Salah satu dugaan penyebab goncangan risiko yang mendadak adalah penyerahan kedaulatan Hong Kong tanggal 1 Juli 1997. Sepanjang 1990-an, dana panas masuk Asia Tenggara lewat penghubung keuangan seperti Hong Kong. Para investor abai dengan profil risiko negara tujuan investasinya. 

Setelah krisis menerpa kawasan tersebut, diperparah dengan ketidakpastian politik terkait masa depan Hong Kong sebagai pusat keuangan Asia, banyak investor yang memutuskan untuk keluar dari Asia. Menyusutnya investasi malah memperparah kondisi keuangan di Asia dan mendorong depresiasi baht Thailand pada tanggal 2 Juli 1997.

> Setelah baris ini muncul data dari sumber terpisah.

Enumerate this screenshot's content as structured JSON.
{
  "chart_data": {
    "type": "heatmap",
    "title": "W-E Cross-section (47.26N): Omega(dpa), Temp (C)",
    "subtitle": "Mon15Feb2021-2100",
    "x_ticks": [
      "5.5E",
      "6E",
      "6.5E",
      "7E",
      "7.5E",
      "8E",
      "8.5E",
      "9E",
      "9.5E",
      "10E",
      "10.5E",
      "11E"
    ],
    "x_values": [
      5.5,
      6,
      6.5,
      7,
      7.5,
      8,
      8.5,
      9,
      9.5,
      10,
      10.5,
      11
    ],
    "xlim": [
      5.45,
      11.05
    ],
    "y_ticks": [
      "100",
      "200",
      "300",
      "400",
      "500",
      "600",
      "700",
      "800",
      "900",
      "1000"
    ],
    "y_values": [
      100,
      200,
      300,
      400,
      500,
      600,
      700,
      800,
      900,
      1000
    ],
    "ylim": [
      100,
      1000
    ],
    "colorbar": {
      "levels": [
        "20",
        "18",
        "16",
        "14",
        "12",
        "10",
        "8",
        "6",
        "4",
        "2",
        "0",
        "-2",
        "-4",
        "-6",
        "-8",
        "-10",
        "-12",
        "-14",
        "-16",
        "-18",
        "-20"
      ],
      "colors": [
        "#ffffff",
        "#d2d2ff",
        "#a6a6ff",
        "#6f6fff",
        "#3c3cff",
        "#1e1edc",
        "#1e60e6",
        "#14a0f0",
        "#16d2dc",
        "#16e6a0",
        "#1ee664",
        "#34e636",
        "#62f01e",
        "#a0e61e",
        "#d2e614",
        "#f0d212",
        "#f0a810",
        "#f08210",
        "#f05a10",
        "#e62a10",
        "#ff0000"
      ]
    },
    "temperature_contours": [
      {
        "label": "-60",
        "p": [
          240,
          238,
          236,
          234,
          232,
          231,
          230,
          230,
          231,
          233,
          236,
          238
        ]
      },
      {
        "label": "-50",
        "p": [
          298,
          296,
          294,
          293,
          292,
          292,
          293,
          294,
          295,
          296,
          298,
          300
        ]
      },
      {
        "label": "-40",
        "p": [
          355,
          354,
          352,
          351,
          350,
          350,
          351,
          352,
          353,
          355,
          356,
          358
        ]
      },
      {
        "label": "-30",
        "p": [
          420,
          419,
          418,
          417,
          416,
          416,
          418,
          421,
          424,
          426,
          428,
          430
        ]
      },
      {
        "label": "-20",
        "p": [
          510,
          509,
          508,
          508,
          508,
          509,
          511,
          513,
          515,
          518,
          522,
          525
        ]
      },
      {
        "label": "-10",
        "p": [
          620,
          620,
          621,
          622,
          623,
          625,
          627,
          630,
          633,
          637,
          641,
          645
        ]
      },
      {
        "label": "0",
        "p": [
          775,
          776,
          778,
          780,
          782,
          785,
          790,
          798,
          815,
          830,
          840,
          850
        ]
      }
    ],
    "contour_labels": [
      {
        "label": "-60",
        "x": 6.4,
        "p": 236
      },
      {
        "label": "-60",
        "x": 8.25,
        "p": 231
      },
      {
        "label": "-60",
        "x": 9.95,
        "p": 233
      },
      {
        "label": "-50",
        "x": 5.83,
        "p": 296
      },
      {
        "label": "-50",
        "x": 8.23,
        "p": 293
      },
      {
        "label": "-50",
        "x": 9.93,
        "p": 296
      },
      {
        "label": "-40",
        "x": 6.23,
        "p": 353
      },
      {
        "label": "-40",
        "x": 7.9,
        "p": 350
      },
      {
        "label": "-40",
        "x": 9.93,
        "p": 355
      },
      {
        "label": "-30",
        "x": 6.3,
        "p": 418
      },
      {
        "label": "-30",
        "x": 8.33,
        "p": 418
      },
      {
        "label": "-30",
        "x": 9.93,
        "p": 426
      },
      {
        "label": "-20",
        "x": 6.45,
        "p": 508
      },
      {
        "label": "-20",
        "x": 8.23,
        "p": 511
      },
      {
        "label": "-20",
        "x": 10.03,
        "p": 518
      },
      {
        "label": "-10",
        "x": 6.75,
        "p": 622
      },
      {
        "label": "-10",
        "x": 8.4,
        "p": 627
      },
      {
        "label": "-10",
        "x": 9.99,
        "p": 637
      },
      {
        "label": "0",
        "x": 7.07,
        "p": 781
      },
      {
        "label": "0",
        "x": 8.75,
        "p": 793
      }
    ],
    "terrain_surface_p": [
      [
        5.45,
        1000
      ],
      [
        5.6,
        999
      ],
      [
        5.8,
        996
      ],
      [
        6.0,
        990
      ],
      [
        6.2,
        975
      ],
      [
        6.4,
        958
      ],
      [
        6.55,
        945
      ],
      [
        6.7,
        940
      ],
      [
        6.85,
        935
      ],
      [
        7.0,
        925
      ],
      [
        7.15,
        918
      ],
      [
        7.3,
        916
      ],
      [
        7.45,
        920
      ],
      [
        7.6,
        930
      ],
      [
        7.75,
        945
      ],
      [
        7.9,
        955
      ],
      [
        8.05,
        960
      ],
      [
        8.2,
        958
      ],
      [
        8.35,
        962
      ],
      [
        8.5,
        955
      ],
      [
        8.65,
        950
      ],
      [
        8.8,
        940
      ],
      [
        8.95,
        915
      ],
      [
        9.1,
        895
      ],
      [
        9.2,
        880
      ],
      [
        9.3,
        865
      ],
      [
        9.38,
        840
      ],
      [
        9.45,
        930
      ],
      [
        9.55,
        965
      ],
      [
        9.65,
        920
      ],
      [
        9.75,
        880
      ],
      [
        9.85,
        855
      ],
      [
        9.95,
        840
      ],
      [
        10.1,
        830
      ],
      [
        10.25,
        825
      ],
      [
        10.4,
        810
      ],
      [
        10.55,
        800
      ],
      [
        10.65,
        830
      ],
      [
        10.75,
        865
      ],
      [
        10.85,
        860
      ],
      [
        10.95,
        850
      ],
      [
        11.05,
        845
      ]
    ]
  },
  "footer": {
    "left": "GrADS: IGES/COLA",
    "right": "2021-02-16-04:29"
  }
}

Ada beberapa studi kasus terkait topik ini, misalnya penerapan analisis jaringan sistem keuangan yang menjelaskan kesalingterhubungan pasar keuangan dan pentingnya kelayakan penghubung atau titik utama. Eksternalitas negatif apapun di dalam penghubung menciptakan riak yang bergerak ke seluruh sistem keuangan dan ekonomi .

Menteri luar negeri dari 10 negara ASEAN yakin bahwa manipulasi mata uang direncankaan dengan sengaja untuk menggoyahkan ekonomi ASEAN. Mantan Perdana Menteri Malaysia, Mahathir Mohamad, menuduh George Soros mengacaukan ekonomi Malaysia melalui "spekulasi mata uang besar-besaran". Soros mengaku membeli ringgit saat nilainya jatuh dan melakukan jual kosong pada tahun 1997.

Pada Pertemuan Menteri ASEAN ke-30 di Subang Jaya, Malaysia, tanggal 25 Juli 1997, menteri luar negeri seluruh ASEAN mengeluarkan deklarasi bersama yang meminta penguatan kerja sama ASEAN untuk mempertahankan dan mengutamakan kepentingan ASEAN di bidang ekonomi.

Pada hari yang sama, kepala bank sentral dari seluruh negara yang terdampak krisis bertemu di EMEAP (Executive Meeting of East Asia Pacific) di Shanghai. Mereka gagal menyepakati New Arrangement to Borrow. Satu tahun sebelumnya, menteri keuangan dari negara-negara yang sama menghadiri pertemuan menteri keuangan APEC ke-3 di Kyoto, Jepang, tanggal 17 Maret 1996. Menurut deklarasi bersama tersebut, mereka tidak mampu menggandakan jumlah dana cadangan General Agreements to Borrow dan Emergency Finance Mechanism.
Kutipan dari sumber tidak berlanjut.